Inform your doctor or pharmacist if you are taking, have recently taken, or might need to take any other medicines.

Taking Albis with food and drinks

Olmesartan medoxomil/amlodipine can be taken with or without food. Take the tablets with some liquid (such as a glass of water). If possible, take the daily dose at the same time each day, for example, with breakfast.

People taking olmesartan medoxomil/amlodipine must not consume grapefruit or grapefruit juice. This is because grapefruit and grapefruit juice can increase blood levels of the active ingredient amlodipine, which may cause an unpredictable increase in the blood pressure-lowering effect of olmesartan medoxomil/amlodipine.

Elderly patients

If you are over 65 years of age, your doctor will regularly monitor your blood pressure whenever your dose is increased, to ensure it does not drop too low.

Black patients

As with other similar medicines, the blood pressure-lowering effect of olmesartan medoxomil/amlodipine is somewhat reduced in black patients.

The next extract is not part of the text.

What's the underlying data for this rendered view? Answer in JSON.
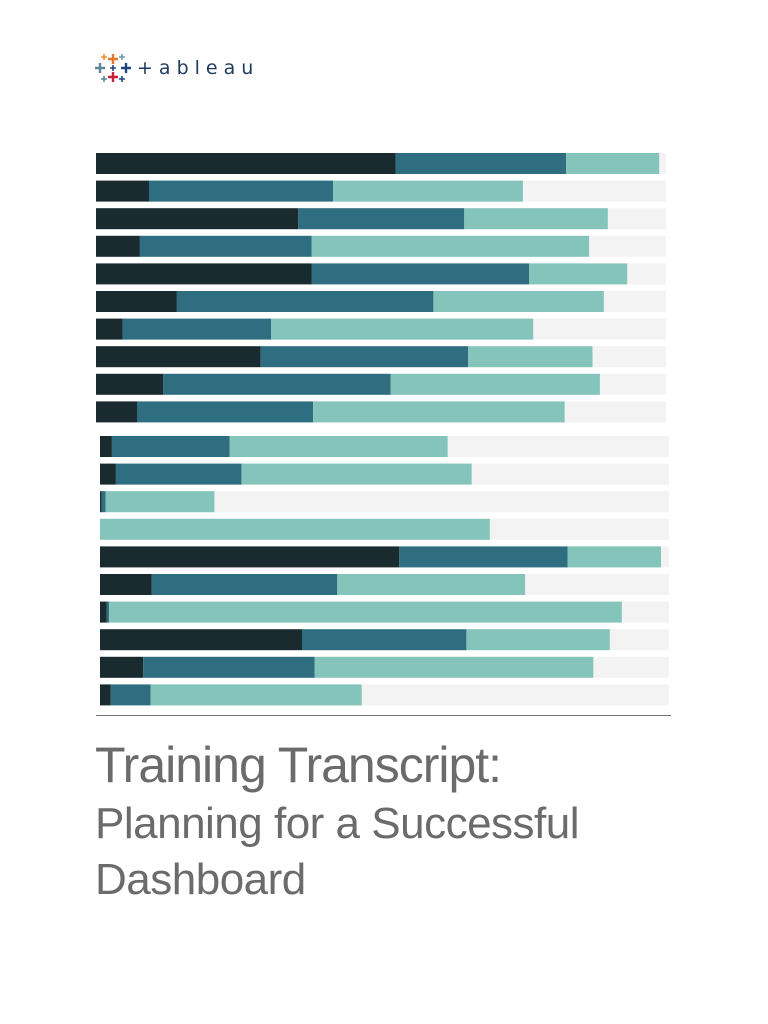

Pregnancy and breastfeeding

If you are pregnant or breastfeeding, think you may be pregnant, or plan to become pregnant, consult your doctor or pharmacist before using this medicine.

Pregnancy

Inform your doctor if you are pregnant or think you may be pregnant.

Your doctor will advise you to stop taking olmesartan medoxomil/amlodipine before becoming pregnant or as soon as you know you are pregnant, and will recommend an alternative medicine instead of olmesartan medoxomil/amlodipine. Use of this medicine is not recommended in early pregnancy, and must not be taken after 3 months of pregnancy, as it may cause serious harm to your baby if used from the third month of pregnancy onward.

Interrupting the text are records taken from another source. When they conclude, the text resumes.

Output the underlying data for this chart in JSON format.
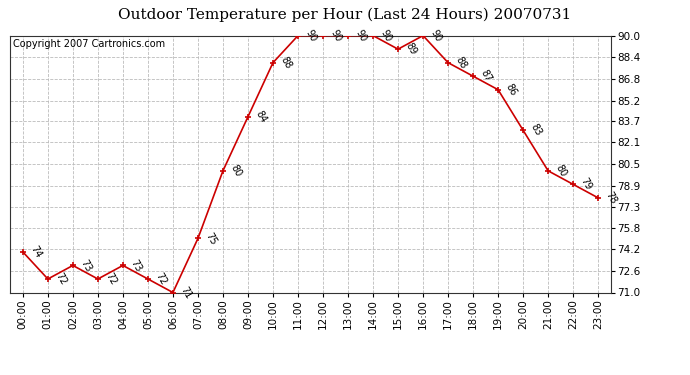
{
  "title": "Outdoor Temperature per Hour (Last 24 Hours) 20070731",
  "copyright": "Copyright 2007 Cartronics.com",
  "hours": [
    "00:00",
    "01:00",
    "02:00",
    "03:00",
    "04:00",
    "05:00",
    "06:00",
    "07:00",
    "08:00",
    "09:00",
    "10:00",
    "11:00",
    "12:00",
    "13:00",
    "14:00",
    "15:00",
    "16:00",
    "17:00",
    "18:00",
    "19:00",
    "20:00",
    "21:00",
    "22:00",
    "23:00"
  ],
  "temps": [
    74,
    72,
    73,
    72,
    73,
    72,
    71,
    75,
    80,
    84,
    88,
    90,
    90,
    90,
    90,
    89,
    90,
    88,
    87,
    86,
    83,
    80,
    79,
    78
  ],
  "ylim_min": 71.0,
  "ylim_max": 90.0,
  "yticks": [
    71.0,
    72.6,
    74.2,
    75.8,
    77.3,
    78.9,
    80.5,
    82.1,
    83.7,
    85.2,
    86.8,
    88.4,
    90.0
  ],
  "line_color": "#cc0000",
  "marker_color": "#cc0000",
  "bg_color": "#ffffff",
  "grid_color": "#bbbbbb",
  "title_fontsize": 11,
  "copyright_fontsize": 7,
  "label_fontsize": 7,
  "tick_fontsize": 7.5
}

If you become pregnant while taking olmesartan medoxomil/amlodipine, inform and see your doctor immediately.

Breastfeeding

Inform your doctor if you are breastfeeding or about to start breastfeeding. It has been shown that amlodipine (one of the components of this medicine) passes into breast milk in small amounts. Olmesartan medoxomil/amlodipine is not recommended for breastfeeding mothers, and your doctor may choose an alternative treatment if you wish to breastfeed, especially if your baby is a newborn or was born prematurely.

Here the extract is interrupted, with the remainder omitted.